Fine-tuning often leads to catastrophic forgetting. Where the model loses its ability to generalize across other tasks

This paper proposes a smarter way to stop that by scaling neural network layer updates by depth to prevent forgetting while keeping performance.

Original Problem 🎯:

Current solutions to catastrophic forgetting require complex training modifications or computational overhead.
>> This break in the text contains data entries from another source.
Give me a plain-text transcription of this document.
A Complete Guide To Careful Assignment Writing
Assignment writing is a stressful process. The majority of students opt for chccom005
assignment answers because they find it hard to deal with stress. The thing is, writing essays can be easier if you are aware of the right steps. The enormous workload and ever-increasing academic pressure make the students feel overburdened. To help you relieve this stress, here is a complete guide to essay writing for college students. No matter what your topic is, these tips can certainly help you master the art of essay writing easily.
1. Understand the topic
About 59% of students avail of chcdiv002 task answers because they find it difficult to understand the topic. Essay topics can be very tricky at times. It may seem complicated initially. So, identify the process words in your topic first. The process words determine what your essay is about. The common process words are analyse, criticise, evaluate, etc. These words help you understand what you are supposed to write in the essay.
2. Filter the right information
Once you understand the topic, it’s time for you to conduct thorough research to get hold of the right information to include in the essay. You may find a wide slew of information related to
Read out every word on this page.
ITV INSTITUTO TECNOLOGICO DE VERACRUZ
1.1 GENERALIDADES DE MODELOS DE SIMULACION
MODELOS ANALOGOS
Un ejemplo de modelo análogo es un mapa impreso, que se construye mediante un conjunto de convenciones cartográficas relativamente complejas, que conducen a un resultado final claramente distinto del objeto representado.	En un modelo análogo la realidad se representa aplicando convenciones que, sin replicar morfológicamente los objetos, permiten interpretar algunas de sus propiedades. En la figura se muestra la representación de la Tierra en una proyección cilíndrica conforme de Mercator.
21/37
Solution in this Paper 🛠️:

• LiNeS (Layer-increasing Network Scaling) applies linear scaling to parameter updates based on layer depth

• Shallow layers get minimal updates to preserve general features

• Deep layers retain full updates for task-specific learning

• Scaling factor: λ(ℓ) = α + β(ℓ-1)/(L-1) for layer ℓ in L total layers

• Works as post-training technique - no additional training needed

• Requires only 1-2 hyperparameters (α, β)

Key Insights 🔍:

• Shallow layer updates minimally impact target task performance

• Preserving shallow layer weights maintains generalization ability

• Simple linear scaling achieves similar results as complex optimization

• Method works across vision, NLP, and LLM domains

Results 📊:

• Maintains 99.8% target task performance while preserving 97.9% pre-trained performance

• Improves multi-task merging baselines by 3.1-4.0%

• Enhances OOD generalization across 5 different distribution shifts

• Works with models from ViT-B/32 to LLaMA-7B scale

💡 The LiNeS method exploits the fact that shallow layers in neural networks capture general features while deeper layers contain task-specific representations.

By scaling down parameter updates in shallow layers post-training while preserving updates in deeper layers, LiNeS maintains broad generalization capabilities while retaining task-specific performance gains.

🔧 LiNeS layer scaling approach

Given a task vector τ (difference between fine-tuned and pre-trained weights) with L layers, LiNeS applies a linear scaling factor λ(ℓ) = α + β(ℓ-1)/(L-1) to each layer ℓ.

This progressively scales parameter updates from factor α for the first layer to α+β for the last layer, with intermediate layers scaled linearly based on depth.